The mental math of taking time off
I know I’m allowed to take the time. I just don’t always believe it
I’m 12 days post-op from the first of three surgeries I’m having this year. Each one comes with close to two weeks of recovery, which in practice means about eight days of sick leave at a time.
I’ve done the math more than once. Three surgeries. Roughly 24 days away from work purely for medical leave between now and the end of April.
The number itself isn’t the problem. I don’t work somewhere that discourages time off, and no one has suggested I shouldn’t take it. Still, every time I tally it up, I feel a familiar tightening. Not panic, exactly. More like a reflexive need to double-check that I’m not miscalculating something, that I’m not overstepping.
I’m surprised by how often I ask myself if this is okay.
That question has been looping in my head since before the first surgery, usually surfacing when I’m otherwise feeling fine. When the pain is manageable, when recovery is progressing normally, when there’s no obvious reason to feel uneasy. That’s almost what makes it more noticeable.
This, I think, is part of life after burnout.
Before, I would have treated recovery like a logistical problem to solve around work. I would have minimized it, shortened it, found ways to stay plugged in just enough to feel useful. Now I know better, at least intellectually. I know that healing doesn’t work on productivity timelines, and that rest only counts if you actually take it.
And yet.
I find myself justifying it anyway, if only internally. I compare my time off to other kinds of leave, reminding myself that my company offers 14 weeks of parental leave without hesitation or side-eye. I remind myself that entire seasons of life are understood to require pause, and that we don’t demand proof of dedication from people during those stretches.

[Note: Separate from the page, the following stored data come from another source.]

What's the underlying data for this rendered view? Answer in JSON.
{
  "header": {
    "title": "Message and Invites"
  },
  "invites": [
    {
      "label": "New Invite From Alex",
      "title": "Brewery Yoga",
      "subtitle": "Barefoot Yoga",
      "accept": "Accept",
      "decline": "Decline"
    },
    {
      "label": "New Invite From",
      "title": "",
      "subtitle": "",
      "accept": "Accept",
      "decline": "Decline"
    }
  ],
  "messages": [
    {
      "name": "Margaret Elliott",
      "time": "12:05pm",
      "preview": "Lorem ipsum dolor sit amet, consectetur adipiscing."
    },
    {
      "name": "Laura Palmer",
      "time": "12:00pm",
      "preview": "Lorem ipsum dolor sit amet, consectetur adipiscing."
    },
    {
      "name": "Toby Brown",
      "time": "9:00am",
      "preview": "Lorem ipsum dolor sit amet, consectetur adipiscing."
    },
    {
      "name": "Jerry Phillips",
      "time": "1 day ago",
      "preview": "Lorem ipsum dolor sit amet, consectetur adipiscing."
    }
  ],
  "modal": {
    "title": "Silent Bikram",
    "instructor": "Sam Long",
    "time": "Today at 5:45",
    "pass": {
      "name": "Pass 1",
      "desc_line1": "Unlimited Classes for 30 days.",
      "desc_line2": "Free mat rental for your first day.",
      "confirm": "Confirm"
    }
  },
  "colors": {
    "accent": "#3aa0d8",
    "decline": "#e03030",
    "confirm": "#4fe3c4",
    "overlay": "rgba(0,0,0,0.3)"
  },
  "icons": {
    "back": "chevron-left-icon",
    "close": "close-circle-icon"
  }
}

Still, medical recovery feels different. Less visible. Easier to downplay. Easier to treat as negotiable.
What I’m afraid of isn’t missing out in the obvious sense. It’s not FOMO so much as a quieter concern that something important will shift while I’m gone, that I’ll return slightly out of sync. That I’ll need longer than expected to get my footing again, not because I’m incapable, but because momentum has a way of continuing without you.
I don’t think this fear is unique to me. It feels culturally reinforced, especially in environments where being responsive and available has long been treated as a proxy for commitment. Where rest is encouraged in theory but still carries an undercurrent of guilt in practice. (Somewhere a European just laughed. I know this is a very American thing.)
Burnout didn’t teach me that rest matters. I already knew that. What it taught me was how deeply uncomfortable it feels to actually believe I’m allowed to take it without consequences.
So I’m sitting in that discomfort now, both physically and mentally. I’m doing the slower work of letting recovery be what it is. Not productive. Not optimized. Just necessary.
I’m up to 16 books read so far this year. I’ve watched Heated Rivalry and enough clips to watch it three times over. (“Reheated Rivalry”, as they say.) I’m caught up on The Traitors. I’m not doing any work whatsoever.
I’m taking the time, even when part of me wants to bargain with it. Even when the old instincts flare up and tell me I should be doing more. For now, that’s enough.